The indicators driving the climb show that the work is taking hold. The college's doctoral program admitted 19.1% of applicants, a rate more selective than two-thirds of ranked public programs, and granted 64 doctoral degrees in the most recent reporting year, above the median for ranked publics. The college published more than 2,100 papers over the past five years, with 21.5% appearing in the top 5% of journals in their fields. 

"This movement reflects sustained investment in our research enterprise and our doctoral programs," said Kim Needy, dean of the College of Engineering. "Our faculty are publishing in the journals that matter most, and our graduate programs are growing both in size and in selectivity." 

"We have a plan, and the plan is working," said Bill Lansden, chief strategy officer for the College of Engineering. "Vision 2035 set clear targets for research, graduate production and industry partnership. The indicators in this ranking are the ones we've been building toward." 

The ranking comes as the University of Arkansas reported a record $252.9 million in research expenditures for 2025, an increase of more than $90 million over four years. The College of Engineering's $60 million in research expenditures in fiscal year 2025 is expected to grow during the coming year. 

"The goal was never a ranking," Needy said. "The goal is engineering that improves lives in Arkansas and beyond. The ranking is one way the outside world measures whether we're getting there." 

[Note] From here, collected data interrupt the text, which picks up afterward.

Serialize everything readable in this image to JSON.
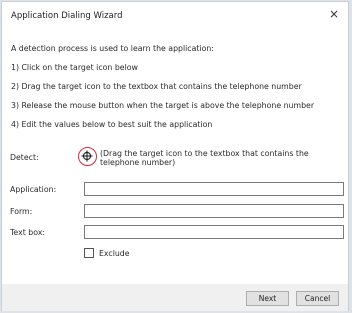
{
  "window": {
    "title": "Application Dialing Wizard",
    "close_glyph": "×"
  },
  "instructions": [
    "A detection process is used to learn the application:",
    "1) Click on the target icon below",
    "2) Drag the target icon to the textbox that contains the telephone number",
    "3) Release the mouse button when the target is above the telephone number",
    "4) Edit the values below to best suit the application"
  ],
  "detect": {
    "label": "Detect:",
    "icon": "crosshair-target-icon",
    "hint": "(Drag the target icon to the textbox that contains the telephone number)"
  },
  "fields": {
    "application": {
      "label": "Application:",
      "value": ""
    },
    "form": {
      "label": "Form:",
      "value": ""
    },
    "textbox": {
      "label": "Text box:",
      "value": ""
    }
  },
  "exclude": {
    "label": "Exclude",
    "checked": false
  },
  "buttons": {
    "next": "Next",
    "cancel": "Cancel"
  },
  "colors": {
    "target_ring": "#d8283a",
    "window_bg": "#ffffff",
    "footer_bg": "#f0f0f0"
  }
}
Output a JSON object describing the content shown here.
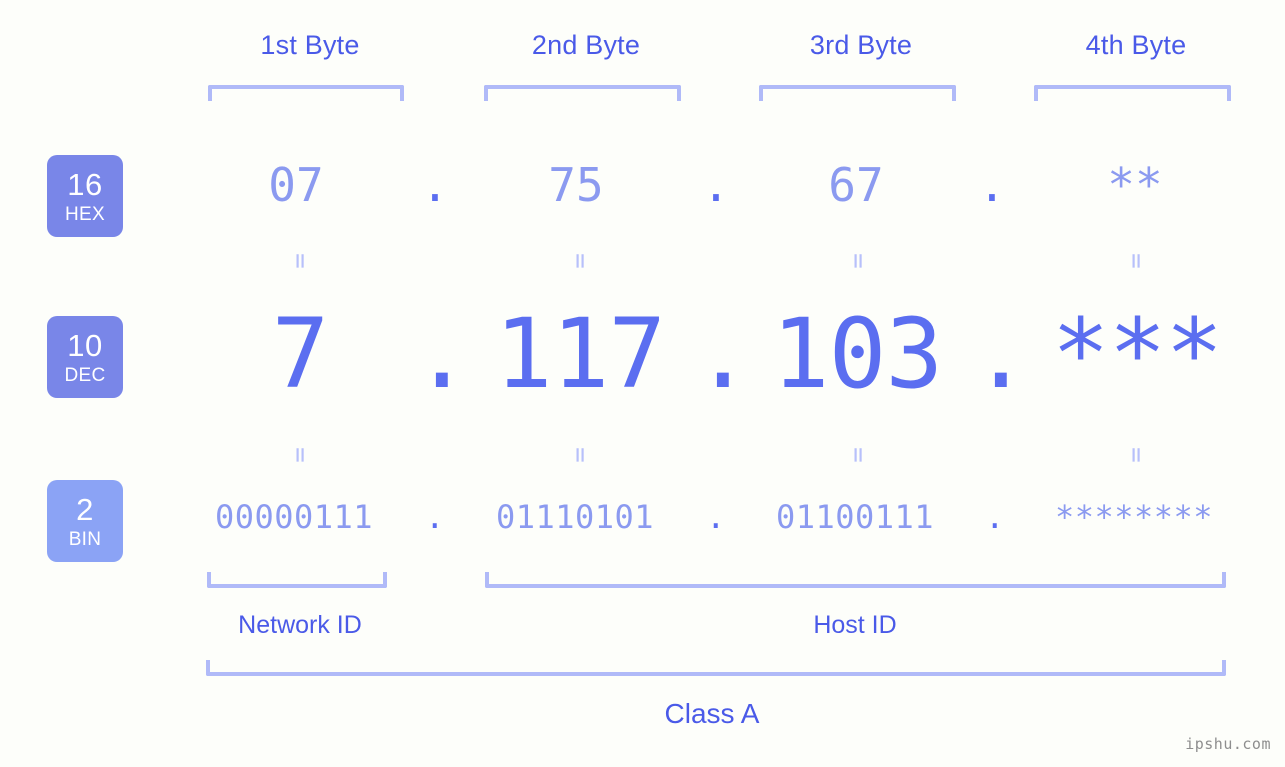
{
  "bytes": [
    {
      "label": "1st Byte"
    },
    {
      "label": "2nd Byte"
    },
    {
      "label": "3rd Byte"
    },
    {
      "label": "4th Byte"
    }
  ],
  "bases": [
    {
      "num": "16",
      "name": "HEX",
      "color": "#7986e8"
    },
    {
      "num": "10",
      "name": "DEC",
      "color": "#7986e8"
    },
    {
      "num": "2",
      "name": "BIN",
      "color": "#8ba3f5"
    }
  ],
  "rows": {
    "hex": {
      "values": [
        "07",
        "75",
        "67",
        "**"
      ],
      "separator": "."
    },
    "dec": {
      "values": [
        "7",
        "117",
        "103",
        "***"
      ],
      "separator": "."
    },
    "bin": {
      "values": [
        "00000111",
        "01110101",
        "01100111",
        "********"
      ],
      "separator": "."
    }
  },
  "equals_glyph": "=",
  "sections": [
    {
      "label": "Network ID"
    },
    {
      "label": "Host ID"
    }
  ],
  "class": {
    "label": "Class A"
  },
  "watermark": {
    "text": "ipshu.com"
  },
  "colors": {
    "background": "#fdfefa",
    "accent_strong": "#5b6ef0",
    "accent_mid": "#4a5ae8",
    "accent_light": "#8b9af0",
    "bracket": "#b0baf8",
    "badge": "#7986e8",
    "badge_bin": "#8ba3f5",
    "watermark": "#8e8e8e"
  }
}
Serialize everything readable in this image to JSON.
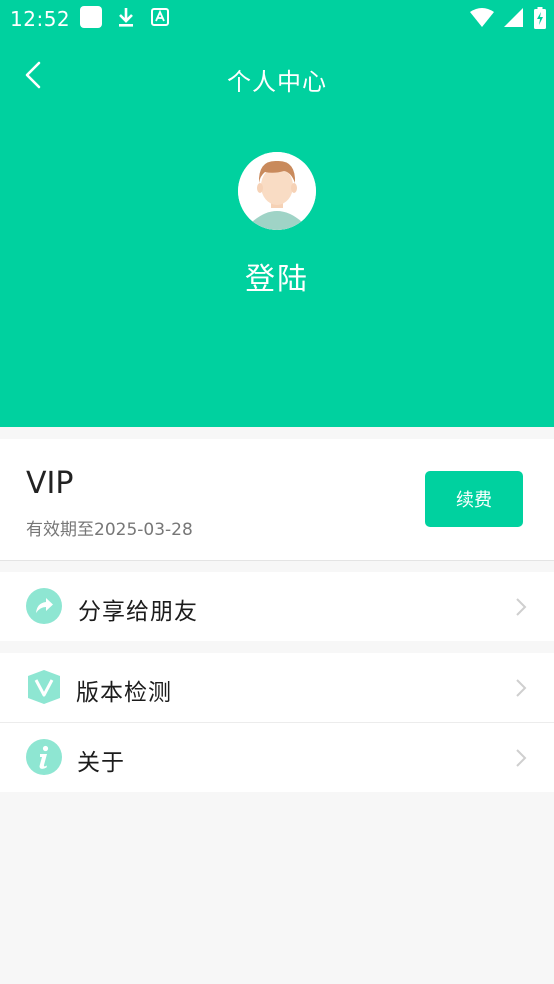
{
  "status_bar": {
    "time": "12:52"
  },
  "header": {
    "title": "个人中心",
    "login_label": "登陆"
  },
  "vip": {
    "title": "VIP",
    "expiry": "有效期至2025-03-28",
    "renew_label": "续费"
  },
  "menu": {
    "share_label": "分享给朋友",
    "version_label": "版本检测",
    "about_label": "关于"
  },
  "colors": {
    "accent": "#00d19f",
    "icon_light": "#8ee6d2"
  }
}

About the College of Engineering:  The University of Arkansas College of Engineering is the state's largest engineering school, offering graduate and undergraduate degrees, online studies and interdisciplinary programs. It enrolls more than 4,700 students and employs more than 150 faculty and researchers along with nearly 200 staff members. Its research enterprise generated $47 million in new research awards in Fiscal Year 2025. The college's strategic plan, Vision 2035, seeks to build the premier STEM workforce in accordance with three key objectives: Initiating lifelong student success, generating transformational and relevant knowledge, and becoming the destination of choice among educators, students, staff, industry, alumni and the community. As part of this, the college is increasing graduates and research productivity to expand its footprint as an entrepreneurial engineering platform serving Arkansas and the world. The college embraces its pivotal role in driving economic growth, fueling innovation and educating the next generation of engineers, computer scientists and data scientists to address current and future societal challenges.